UKRAYNA’NIN "SEA BABY" ROTA DEĞİŞTİRDİ
Son haftalarda Ukrayna’ya ait “Sea Baby” adlı deniz dronlarının Rus gemilerini hedef alması, deniz taşımacılığında risk haritasını yeniden çizdi.
Bloomberg tarafından derlenen gemi takip verilerine göre, Rusya’nın stratejik limanı Novorossiysk’ten yük alan en az iki dev tanker, Boğazlar’a ulaşmak için denizin ortasından geçen kısa rotayı terk etti. Bunun yerine, saldırı ihtimalini minimize etmek amacıyla Gürcistan ve Türkiye kıyılarını takip eden çok daha dolambaçlı bir güzergah izlenmeye başlandı.
YOL YÜZDE 70 UZADI: 350 MİLLİK SAPMA
Uzmanlar, bu zorunlu rota değişikliğinin maliyetli bir güvenlik önlemi olduğuna dikkat çekiyor. Normal şartlarda Karadeniz’in merkezinden yapılan hızlı geçişin yerini alan bu yeni güzergah, liman ile Türk Boğazları arasındaki mesafeyi yaklaşık 350 mil artırıyor. Bu durum, sevkiyat süresinin uzaması ve operasyonel maliyetlerin %70 oranında artması anlamına geliyor.
DİJİTAL SİNYALLERDE "KONUM" OYUNU
Haberin en çarpıcı detaylarından biri ise gemilerin paylaştığı dijital konum verilerindeki tutarsızlıklar oldu.
Savaşın derinleşmesiyle birlikte Rusya bağlantılı sevkiyatlarda yaygınlaşan "sahte sinyal" yöntemi, bu tankerlerde de gözlemlendi. Bloomberg tarafından incelenen uydu görüntüleri, Çarşamba günü en az bir tankerin dijital olarak bildirdiği noktadan tam 4,4 deniz mili uzakta olduğunu kanıtladı.

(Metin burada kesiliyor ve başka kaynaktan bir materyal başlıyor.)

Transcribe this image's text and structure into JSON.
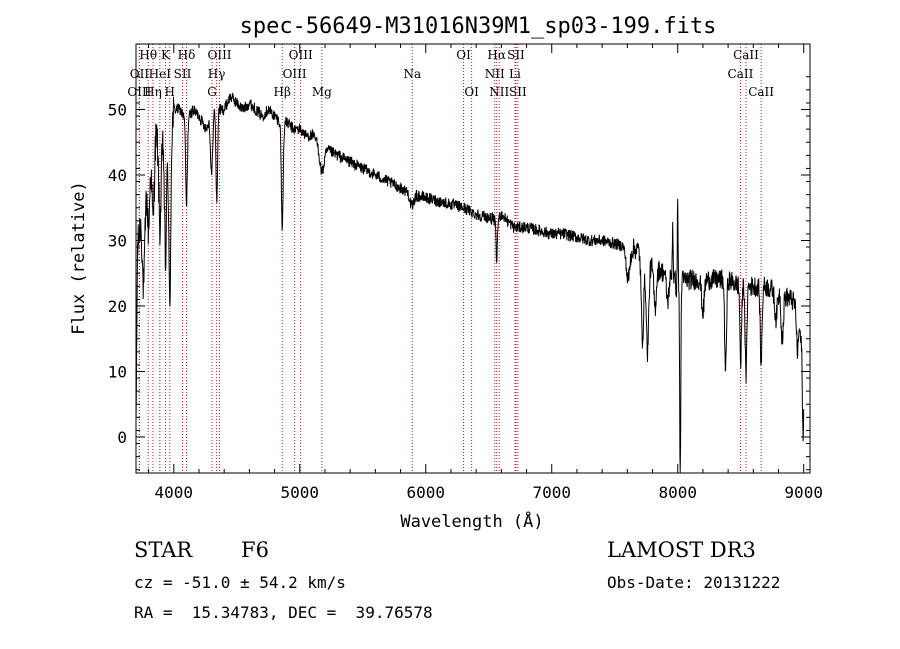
{
  "chart_data": {
    "type": "line",
    "title": "spec-56649-M31016N39M1_sp03-199.fits",
    "xlabel": "Wavelength (Å)",
    "ylabel": "Flux (relative)",
    "xlim": [
      3700,
      9050
    ],
    "ylim": [
      -5.5,
      60
    ],
    "xticks": [
      4000,
      5000,
      6000,
      7000,
      8000,
      9000
    ],
    "yticks": [
      0,
      10,
      20,
      30,
      40,
      50
    ],
    "anchors": [
      [
        3700,
        0
      ],
      [
        3712,
        30
      ],
      [
        3740,
        36
      ],
      [
        3775,
        38
      ],
      [
        3800,
        43
      ],
      [
        3830,
        45
      ],
      [
        3860,
        46
      ],
      [
        3900,
        46
      ],
      [
        3935,
        43
      ],
      [
        3970,
        44
      ],
      [
        4000,
        50
      ],
      [
        4050,
        50
      ],
      [
        4100,
        48
      ],
      [
        4150,
        50
      ],
      [
        4200,
        49
      ],
      [
        4260,
        47
      ],
      [
        4300,
        50
      ],
      [
        4350,
        50
      ],
      [
        4400,
        50
      ],
      [
        4450,
        52
      ],
      [
        4500,
        51
      ],
      [
        4550,
        50
      ],
      [
        4600,
        51
      ],
      [
        4650,
        50
      ],
      [
        4700,
        49
      ],
      [
        4750,
        50
      ],
      [
        4800,
        49
      ],
      [
        4850,
        48
      ],
      [
        4900,
        48
      ],
      [
        4950,
        47
      ],
      [
        5000,
        47
      ],
      [
        5050,
        46
      ],
      [
        5100,
        46
      ],
      [
        5150,
        45
      ],
      [
        5200,
        44
      ],
      [
        5300,
        43
      ],
      [
        5400,
        42
      ],
      [
        5500,
        41
      ],
      [
        5600,
        40
      ],
      [
        5700,
        39
      ],
      [
        5800,
        38
      ],
      [
        5900,
        37
      ],
      [
        6000,
        36.5
      ],
      [
        6100,
        36
      ],
      [
        6200,
        35.5
      ],
      [
        6300,
        35
      ],
      [
        6400,
        34
      ],
      [
        6500,
        33.5
      ],
      [
        6560,
        33
      ],
      [
        6600,
        34
      ],
      [
        6700,
        32
      ],
      [
        6800,
        32
      ],
      [
        6900,
        31.5
      ],
      [
        7000,
        31
      ],
      [
        7100,
        31
      ],
      [
        7200,
        30.5
      ],
      [
        7300,
        30
      ],
      [
        7400,
        30
      ],
      [
        7500,
        29.5
      ],
      [
        7600,
        29
      ],
      [
        7700,
        28.5
      ],
      [
        7720,
        27
      ],
      [
        7760,
        27
      ],
      [
        7800,
        26
      ],
      [
        7900,
        25
      ],
      [
        8000,
        24
      ],
      [
        8100,
        24
      ],
      [
        8200,
        24
      ],
      [
        8300,
        24
      ],
      [
        8400,
        24
      ],
      [
        8500,
        23
      ],
      [
        8600,
        23
      ],
      [
        8700,
        23
      ],
      [
        8800,
        22
      ],
      [
        8900,
        21
      ],
      [
        8950,
        20
      ],
      [
        9000,
        10
      ]
    ],
    "features": [
      [
        3727,
        -2.0,
        20
      ],
      [
        3760,
        -14,
        15
      ],
      [
        3800,
        -11,
        13
      ],
      [
        3835,
        -12,
        13
      ],
      [
        3890,
        -14,
        13
      ],
      [
        3934,
        -17,
        10
      ],
      [
        3968,
        -25,
        10
      ],
      [
        4101,
        -13,
        9
      ],
      [
        4300,
        -10,
        12
      ],
      [
        4341,
        -14,
        9
      ],
      [
        4861,
        -16,
        10
      ],
      [
        5175,
        -4,
        25
      ],
      [
        5890,
        -2,
        20
      ],
      [
        6563,
        -6,
        8
      ],
      [
        7605,
        -5,
        20
      ],
      [
        7720,
        -12,
        14
      ],
      [
        7760,
        -14,
        14
      ],
      [
        7820,
        -6,
        14
      ],
      [
        7920,
        -4,
        14
      ],
      [
        8000,
        -3,
        14
      ],
      [
        8020,
        -30,
        6
      ],
      [
        8200,
        -5,
        14
      ],
      [
        8380,
        -14,
        10
      ],
      [
        8500,
        -12,
        9
      ],
      [
        8542,
        -14,
        9
      ],
      [
        8662,
        -12,
        10
      ],
      [
        8780,
        -4,
        14
      ],
      [
        8830,
        -11,
        10
      ],
      [
        8950,
        -7,
        10
      ],
      [
        8995,
        -12,
        6
      ],
      [
        8000,
        15,
        5
      ],
      [
        7960,
        8,
        5
      ],
      [
        8830,
        5,
        6
      ]
    ],
    "lines": [
      {
        "label": "Hθ",
        "wave": 3797,
        "row": 0
      },
      {
        "label": "OII",
        "wave": 3727,
        "row": 1
      },
      {
        "label": "OIII",
        "wave": 3727,
        "row": 2
      },
      {
        "label": "Hη",
        "wave": 3835,
        "row": 2
      },
      {
        "label": "HeI",
        "wave": 3889,
        "row": 1
      },
      {
        "label": "K",
        "wave": 3934,
        "row": 0
      },
      {
        "label": "H",
        "wave": 3968,
        "row": 2
      },
      {
        "label": "SII",
        "wave": 4069,
        "row": 1
      },
      {
        "label": "Hδ",
        "wave": 4101,
        "row": 0
      },
      {
        "label": "OIII",
        "wave": 4363,
        "row": 0
      },
      {
        "label": "Hγ",
        "wave": 4340,
        "row": 1
      },
      {
        "label": "G",
        "wave": 4304,
        "row": 2
      },
      {
        "label": "Hβ",
        "wave": 4861,
        "row": 2
      },
      {
        "label": "OIII",
        "wave": 5007,
        "row": 0
      },
      {
        "label": "OIII",
        "wave": 4959,
        "row": 1
      },
      {
        "label": "Mg",
        "wave": 5175,
        "row": 2
      },
      {
        "label": "Na",
        "wave": 5893,
        "row": 1
      },
      {
        "label": "OI",
        "wave": 6300,
        "row": 0
      },
      {
        "label": "OI",
        "wave": 6364,
        "row": 2
      },
      {
        "label": "Hα",
        "wave": 6563,
        "row": 0
      },
      {
        "label": "NII",
        "wave": 6548,
        "row": 1
      },
      {
        "label": "NII",
        "wave": 6583,
        "row": 2
      },
      {
        "label": "SII",
        "wave": 6716,
        "row": 0
      },
      {
        "label": "Li",
        "wave": 6708,
        "row": 1
      },
      {
        "label": "SII",
        "wave": 6731,
        "row": 2
      },
      {
        "label": "CaII",
        "wave": 8542,
        "row": 0
      },
      {
        "label": "CaII",
        "wave": 8498,
        "row": 1
      },
      {
        "label": "CaII",
        "wave": 8662,
        "row": 2
      }
    ]
  },
  "info": {
    "object_class": "STAR",
    "subclass": "F6",
    "cz": "cz = -51.0 ± 54.2 km/s",
    "coords": "RA =  15.34783, DEC =  39.76578",
    "survey": "LAMOST DR3",
    "obs_date": "Obs-Date: 20131222"
  },
  "colors": {
    "spectrum": "#000000",
    "line_markers": "#b22222",
    "axes": "#000000"
  }
}
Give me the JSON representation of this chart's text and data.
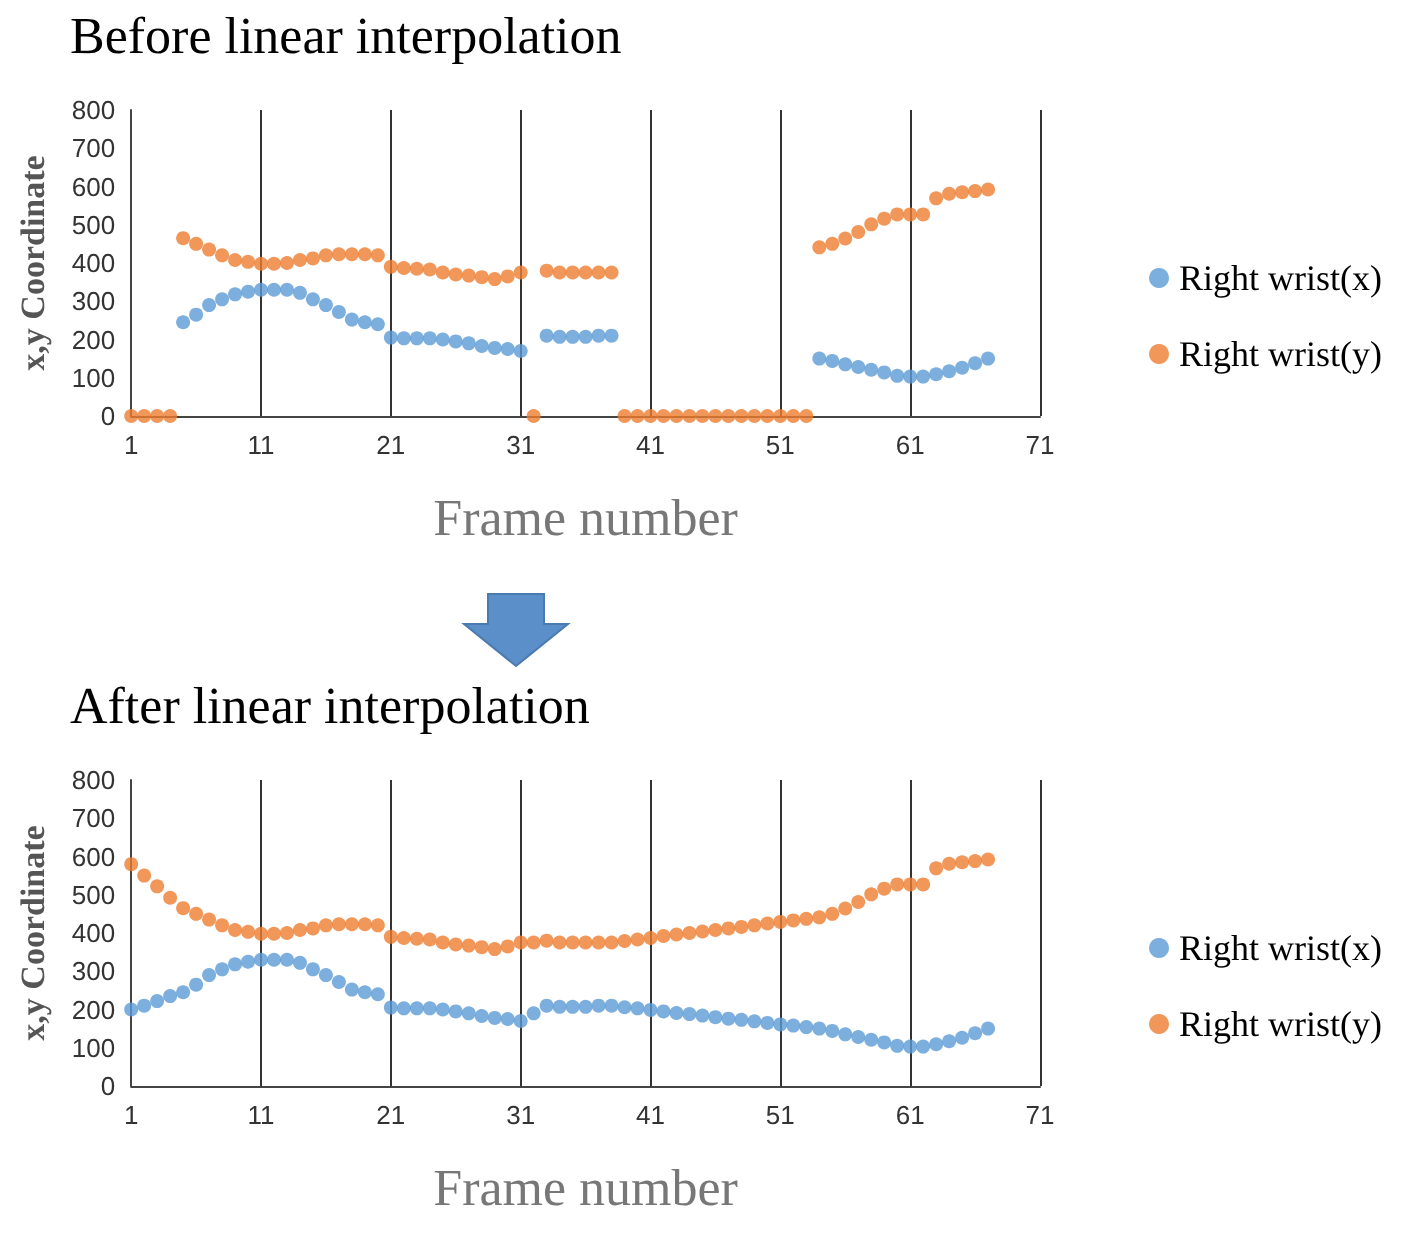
{
  "chart_data": [
    {
      "type": "scatter",
      "title": "Before linear interpolation",
      "xlabel": "Frame number",
      "ylabel": "x,y Coordinate",
      "xlim": [
        1,
        71
      ],
      "xticks": [
        1,
        11,
        21,
        31,
        41,
        51,
        61,
        71
      ],
      "ylim": [
        0,
        800
      ],
      "yticks": [
        0,
        100,
        200,
        300,
        400,
        500,
        600,
        700,
        800
      ],
      "grid": "x",
      "legend": "right",
      "marker": "circle",
      "x": [
        1,
        2,
        3,
        4,
        5,
        6,
        7,
        8,
        9,
        10,
        11,
        12,
        13,
        14,
        15,
        16,
        17,
        18,
        19,
        20,
        21,
        22,
        23,
        24,
        25,
        26,
        27,
        28,
        29,
        30,
        31,
        32,
        33,
        34,
        35,
        36,
        37,
        38,
        39,
        40,
        41,
        42,
        43,
        44,
        45,
        46,
        47,
        48,
        49,
        50,
        51,
        52,
        53,
        54,
        55,
        56,
        57,
        58,
        59,
        60,
        61,
        62,
        63,
        64,
        65,
        66,
        67
      ],
      "series": [
        {
          "name": "Right wrist(x)",
          "color": "#5b9bd5",
          "values": [
            null,
            null,
            null,
            null,
            245,
            265,
            290,
            305,
            318,
            325,
            330,
            330,
            330,
            322,
            305,
            290,
            272,
            252,
            245,
            240,
            205,
            203,
            203,
            203,
            200,
            195,
            190,
            183,
            178,
            175,
            170,
            null,
            210,
            207,
            207,
            207,
            210,
            210,
            null,
            null,
            null,
            null,
            null,
            null,
            null,
            null,
            null,
            null,
            null,
            null,
            null,
            null,
            null,
            150,
            144,
            135,
            128,
            121,
            114,
            105,
            103,
            103,
            109,
            117,
            126,
            138,
            150
          ]
        },
        {
          "name": "Right wrist(y)",
          "color": "#ed7d31",
          "values": [
            0,
            0,
            0,
            0,
            465,
            450,
            435,
            420,
            408,
            403,
            398,
            398,
            400,
            408,
            412,
            420,
            423,
            423,
            423,
            420,
            390,
            387,
            385,
            383,
            375,
            370,
            367,
            363,
            358,
            365,
            375,
            0,
            380,
            375,
            375,
            375,
            375,
            375,
            0,
            0,
            0,
            0,
            0,
            0,
            0,
            0,
            0,
            0,
            0,
            0,
            0,
            0,
            0,
            441,
            450,
            464,
            481,
            501,
            516,
            527,
            527,
            527,
            569,
            581,
            585,
            588,
            592
          ]
        }
      ]
    },
    {
      "type": "scatter",
      "title": "After linear interpolation",
      "xlabel": "Frame number",
      "ylabel": "x,y Coordinate",
      "xlim": [
        1,
        71
      ],
      "xticks": [
        1,
        11,
        21,
        31,
        41,
        51,
        61,
        71
      ],
      "ylim": [
        0,
        800
      ],
      "yticks": [
        0,
        100,
        200,
        300,
        400,
        500,
        600,
        700,
        800
      ],
      "grid": "x",
      "legend": "right",
      "marker": "circle",
      "x": [
        1,
        2,
        3,
        4,
        5,
        6,
        7,
        8,
        9,
        10,
        11,
        12,
        13,
        14,
        15,
        16,
        17,
        18,
        19,
        20,
        21,
        22,
        23,
        24,
        25,
        26,
        27,
        28,
        29,
        30,
        31,
        32,
        33,
        34,
        35,
        36,
        37,
        38,
        39,
        40,
        41,
        42,
        43,
        44,
        45,
        46,
        47,
        48,
        49,
        50,
        51,
        52,
        53,
        54,
        55,
        56,
        57,
        58,
        59,
        60,
        61,
        62,
        63,
        64,
        65,
        66,
        67
      ],
      "series": [
        {
          "name": "Right wrist(x)",
          "color": "#5b9bd5",
          "values": [
            200,
            210,
            222,
            235,
            245,
            265,
            290,
            305,
            318,
            325,
            330,
            330,
            330,
            322,
            305,
            290,
            272,
            252,
            245,
            240,
            205,
            203,
            203,
            203,
            200,
            195,
            190,
            183,
            178,
            175,
            170,
            190,
            210,
            207,
            207,
            207,
            210,
            210,
            206,
            203,
            199,
            195,
            191,
            188,
            184,
            180,
            176,
            173,
            169,
            165,
            161,
            158,
            154,
            150,
            144,
            135,
            128,
            121,
            114,
            105,
            103,
            103,
            109,
            117,
            126,
            138,
            150
          ]
        },
        {
          "name": "Right wrist(y)",
          "color": "#ed7d31",
          "values": [
            580,
            550,
            522,
            492,
            465,
            450,
            435,
            420,
            408,
            403,
            398,
            398,
            400,
            408,
            412,
            420,
            423,
            423,
            423,
            420,
            390,
            387,
            385,
            383,
            375,
            370,
            367,
            363,
            358,
            365,
            375,
            375,
            380,
            375,
            375,
            375,
            375,
            375,
            379,
            383,
            387,
            392,
            396,
            400,
            404,
            408,
            412,
            416,
            420,
            425,
            429,
            433,
            437,
            441,
            450,
            464,
            481,
            501,
            516,
            527,
            527,
            527,
            569,
            581,
            585,
            588,
            592
          ]
        }
      ]
    }
  ]
}
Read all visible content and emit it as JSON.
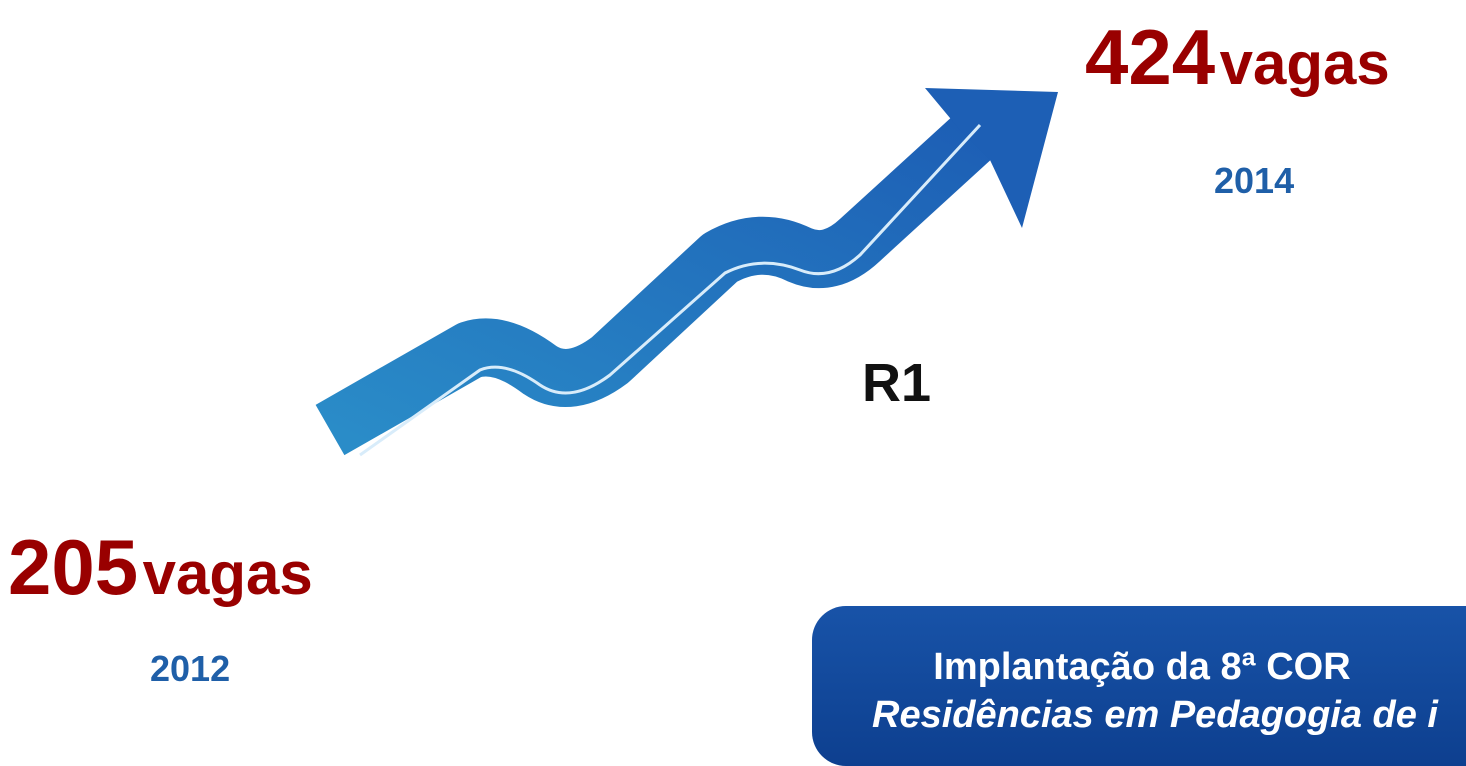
{
  "start": {
    "number": 205,
    "unit": "vagas",
    "year": "2012"
  },
  "end": {
    "number": 424,
    "unit": "vagas",
    "year": "2014"
  },
  "label": "R1",
  "box": {
    "line1": "Implantação da 8ª COR",
    "line2": "Residências em Pedagogia de i"
  }
}
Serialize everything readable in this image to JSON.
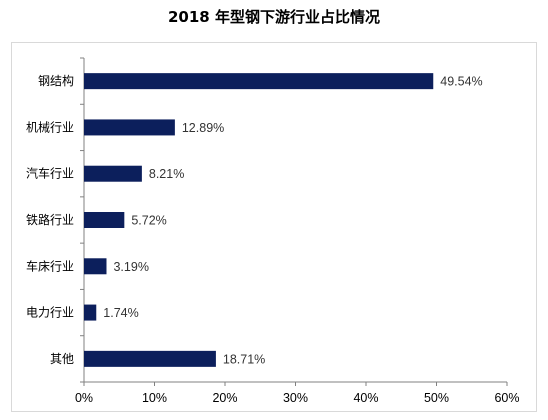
{
  "chart_data": {
    "type": "bar",
    "orientation": "horizontal",
    "title": "2018 年型钢下游行业占比情况",
    "categories": [
      "钢结构",
      "机械行业",
      "汽车行业",
      "铁路行业",
      "车床行业",
      "电力行业",
      "其他"
    ],
    "values": [
      49.54,
      12.89,
      8.21,
      5.72,
      3.19,
      1.74,
      18.71
    ],
    "value_labels": [
      "49.54%",
      "12.89%",
      "8.21%",
      "5.72%",
      "3.19%",
      "1.74%",
      "18.71%"
    ],
    "xlim": [
      0,
      60
    ],
    "x_ticks": [
      0,
      10,
      20,
      30,
      40,
      50,
      60
    ],
    "x_tick_labels": [
      "0%",
      "10%",
      "20%",
      "30%",
      "40%",
      "50%",
      "60%"
    ],
    "bar_color": "#0c1f5c",
    "grid": false,
    "legend": false
  }
}
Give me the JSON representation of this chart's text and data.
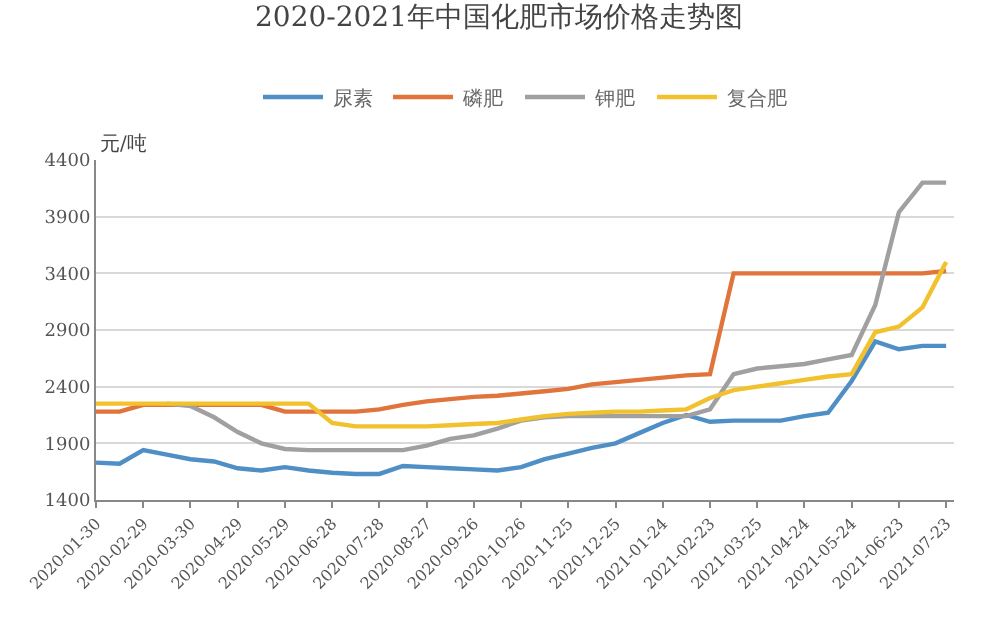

SAHİBİ BELİRSİZ GİZEMLİ GEMİ: JUMBO
Fiziksel özelliklerinden yola çıkılarak tespit edilen geminin Sierra Leone bayrağı taşıyan "Jumbo" adlı petrol tankeri olduğu belirlendi. Ancak geminin sigortacısı veya gerçek sahibi hakkında uluslararası kayıtlarda hiçbir bilginin bulunmaması, "hayalet filo" şüphelerini bir kez daha gündeme getirdi.